Last year, the Fund agreed to double the NAB -- from 250 dollars to 500 billion by end-2020. The United States already secured legislative consent to increase its part. Countries could consent to the additional funding coming onstream ahead of the scheduled date of January 2021.

Bilateral borrowings

As part of the NAB agreement last year, it was agreed to keep the Fund's lending capacity constant at 1 trillion dollars, implicitly paring back bilateral borrowings given the NAB expansion that was agreed. The Fund could undo this and allow more bilateral borrowing, which is the quickest to mobilise.

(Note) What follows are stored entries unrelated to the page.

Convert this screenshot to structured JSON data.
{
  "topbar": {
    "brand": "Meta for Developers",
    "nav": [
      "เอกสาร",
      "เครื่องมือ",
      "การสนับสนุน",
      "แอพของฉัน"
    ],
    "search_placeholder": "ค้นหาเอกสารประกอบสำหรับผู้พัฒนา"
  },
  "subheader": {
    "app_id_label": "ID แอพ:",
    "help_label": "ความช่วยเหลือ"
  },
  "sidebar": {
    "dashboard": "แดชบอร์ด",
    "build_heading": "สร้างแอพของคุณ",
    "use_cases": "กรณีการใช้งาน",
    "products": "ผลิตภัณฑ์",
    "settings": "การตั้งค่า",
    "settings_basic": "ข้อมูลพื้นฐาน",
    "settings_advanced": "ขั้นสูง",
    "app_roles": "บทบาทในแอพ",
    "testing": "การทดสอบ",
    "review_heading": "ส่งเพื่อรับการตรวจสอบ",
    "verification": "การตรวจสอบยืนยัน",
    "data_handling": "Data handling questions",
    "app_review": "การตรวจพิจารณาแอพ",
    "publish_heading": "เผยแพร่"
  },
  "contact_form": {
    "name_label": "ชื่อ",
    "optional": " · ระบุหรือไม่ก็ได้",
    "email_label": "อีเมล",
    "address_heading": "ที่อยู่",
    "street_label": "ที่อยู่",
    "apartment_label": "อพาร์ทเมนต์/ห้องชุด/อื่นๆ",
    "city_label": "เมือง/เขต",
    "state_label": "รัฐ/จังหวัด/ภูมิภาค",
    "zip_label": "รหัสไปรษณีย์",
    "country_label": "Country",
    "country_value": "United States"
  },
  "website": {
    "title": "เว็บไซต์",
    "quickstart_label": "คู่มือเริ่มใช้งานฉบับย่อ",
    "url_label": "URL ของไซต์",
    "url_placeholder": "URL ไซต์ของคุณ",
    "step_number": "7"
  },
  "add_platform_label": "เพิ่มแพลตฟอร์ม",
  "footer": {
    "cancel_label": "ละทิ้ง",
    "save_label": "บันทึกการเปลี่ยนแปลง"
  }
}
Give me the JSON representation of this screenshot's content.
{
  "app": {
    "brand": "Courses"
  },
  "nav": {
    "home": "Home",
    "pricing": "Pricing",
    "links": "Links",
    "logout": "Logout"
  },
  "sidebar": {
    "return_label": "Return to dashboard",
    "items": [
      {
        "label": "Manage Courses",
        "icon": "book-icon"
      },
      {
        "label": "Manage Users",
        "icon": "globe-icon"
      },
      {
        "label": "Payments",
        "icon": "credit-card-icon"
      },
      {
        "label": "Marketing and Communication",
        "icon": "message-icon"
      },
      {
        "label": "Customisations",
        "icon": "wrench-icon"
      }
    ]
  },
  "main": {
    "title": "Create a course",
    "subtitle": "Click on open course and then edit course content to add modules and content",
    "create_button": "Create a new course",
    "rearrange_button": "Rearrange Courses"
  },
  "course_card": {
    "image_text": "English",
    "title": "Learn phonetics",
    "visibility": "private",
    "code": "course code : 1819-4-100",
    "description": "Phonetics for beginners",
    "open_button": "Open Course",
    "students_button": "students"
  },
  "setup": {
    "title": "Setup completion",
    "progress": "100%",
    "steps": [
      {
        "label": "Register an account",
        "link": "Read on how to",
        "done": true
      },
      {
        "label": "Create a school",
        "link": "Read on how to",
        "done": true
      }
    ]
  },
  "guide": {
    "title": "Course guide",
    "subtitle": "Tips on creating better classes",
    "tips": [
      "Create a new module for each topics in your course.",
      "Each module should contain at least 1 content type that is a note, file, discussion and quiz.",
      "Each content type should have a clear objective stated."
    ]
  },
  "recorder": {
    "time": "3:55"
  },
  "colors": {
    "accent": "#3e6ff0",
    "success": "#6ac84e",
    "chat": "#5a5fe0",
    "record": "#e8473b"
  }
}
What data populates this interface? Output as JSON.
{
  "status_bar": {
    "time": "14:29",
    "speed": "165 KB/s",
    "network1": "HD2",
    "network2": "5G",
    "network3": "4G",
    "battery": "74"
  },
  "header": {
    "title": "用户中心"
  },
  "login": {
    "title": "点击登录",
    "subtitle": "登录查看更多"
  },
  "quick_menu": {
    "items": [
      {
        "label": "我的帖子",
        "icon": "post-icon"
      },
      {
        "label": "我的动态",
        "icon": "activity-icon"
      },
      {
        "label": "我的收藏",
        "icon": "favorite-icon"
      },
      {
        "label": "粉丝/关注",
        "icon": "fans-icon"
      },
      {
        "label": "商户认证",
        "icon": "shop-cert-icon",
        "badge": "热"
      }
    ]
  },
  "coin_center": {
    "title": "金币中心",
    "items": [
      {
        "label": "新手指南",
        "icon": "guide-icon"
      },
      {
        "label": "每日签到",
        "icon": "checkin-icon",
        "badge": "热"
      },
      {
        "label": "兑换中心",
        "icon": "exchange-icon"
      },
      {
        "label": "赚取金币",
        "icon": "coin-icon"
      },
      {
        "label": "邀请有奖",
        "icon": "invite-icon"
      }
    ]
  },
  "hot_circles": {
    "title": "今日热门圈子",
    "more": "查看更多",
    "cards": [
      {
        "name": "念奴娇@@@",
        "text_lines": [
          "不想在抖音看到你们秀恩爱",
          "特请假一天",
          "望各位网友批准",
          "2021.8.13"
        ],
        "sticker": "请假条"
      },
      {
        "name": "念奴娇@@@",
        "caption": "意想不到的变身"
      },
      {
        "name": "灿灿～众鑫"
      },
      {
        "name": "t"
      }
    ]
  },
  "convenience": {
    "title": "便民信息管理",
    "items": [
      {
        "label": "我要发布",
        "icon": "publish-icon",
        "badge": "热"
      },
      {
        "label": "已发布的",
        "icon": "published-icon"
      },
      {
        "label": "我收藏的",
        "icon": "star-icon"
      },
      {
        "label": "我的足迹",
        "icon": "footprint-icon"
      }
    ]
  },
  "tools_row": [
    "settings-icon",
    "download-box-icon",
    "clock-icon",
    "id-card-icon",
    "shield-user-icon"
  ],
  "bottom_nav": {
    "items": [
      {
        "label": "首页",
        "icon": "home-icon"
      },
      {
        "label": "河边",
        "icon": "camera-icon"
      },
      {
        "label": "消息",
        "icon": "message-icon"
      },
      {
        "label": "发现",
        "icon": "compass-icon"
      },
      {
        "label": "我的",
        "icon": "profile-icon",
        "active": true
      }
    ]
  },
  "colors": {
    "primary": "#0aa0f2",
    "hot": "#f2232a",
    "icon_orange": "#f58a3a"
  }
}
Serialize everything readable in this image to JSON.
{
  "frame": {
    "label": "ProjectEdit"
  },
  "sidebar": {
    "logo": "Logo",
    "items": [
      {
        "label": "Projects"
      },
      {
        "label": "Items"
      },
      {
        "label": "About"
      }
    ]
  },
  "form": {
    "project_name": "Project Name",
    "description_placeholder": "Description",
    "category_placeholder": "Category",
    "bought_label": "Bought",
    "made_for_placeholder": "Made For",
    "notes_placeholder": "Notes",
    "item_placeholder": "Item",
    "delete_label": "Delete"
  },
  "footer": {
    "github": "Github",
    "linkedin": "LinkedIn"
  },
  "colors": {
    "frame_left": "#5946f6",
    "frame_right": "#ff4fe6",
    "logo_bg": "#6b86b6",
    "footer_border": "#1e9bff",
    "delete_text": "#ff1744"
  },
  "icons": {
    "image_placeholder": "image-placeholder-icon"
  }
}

Bilateral borrowings are the quickest to mobilise

LIC resources

The IMF is calling for donors to contribute 17 billion dollars more in PRGT loan resources, and for contributions for PRGT subsidies and the CCRT. Even if more loans are extended without compensating subsidy funds, existing subsidy resources could be run down quicker than the pace the PRGT's self-sustained lending capacity allows and augmented later. Consideration could be given to selling limited amounts of the Fund's 90 million ounces of gold holdings.

SDRs

There is much debate about a 500-billion-dollar or even 1-trillion-dollar SDR allocation. Proponents argue that there was a 250-billion-dollar allocation during the global financial crisis, and another allocation up to 650 billion would not require US legislation.

However, Washington opposes an SDR allocation -- arguing that most would go to countries with little need as LICs only receive 3% of the total. Insofar as an SDR allocation requires the support of 85% of the Fund's voting power and the United States holds more than 15%, a large-scale SDR allocation is unlikely to occur anytime soon.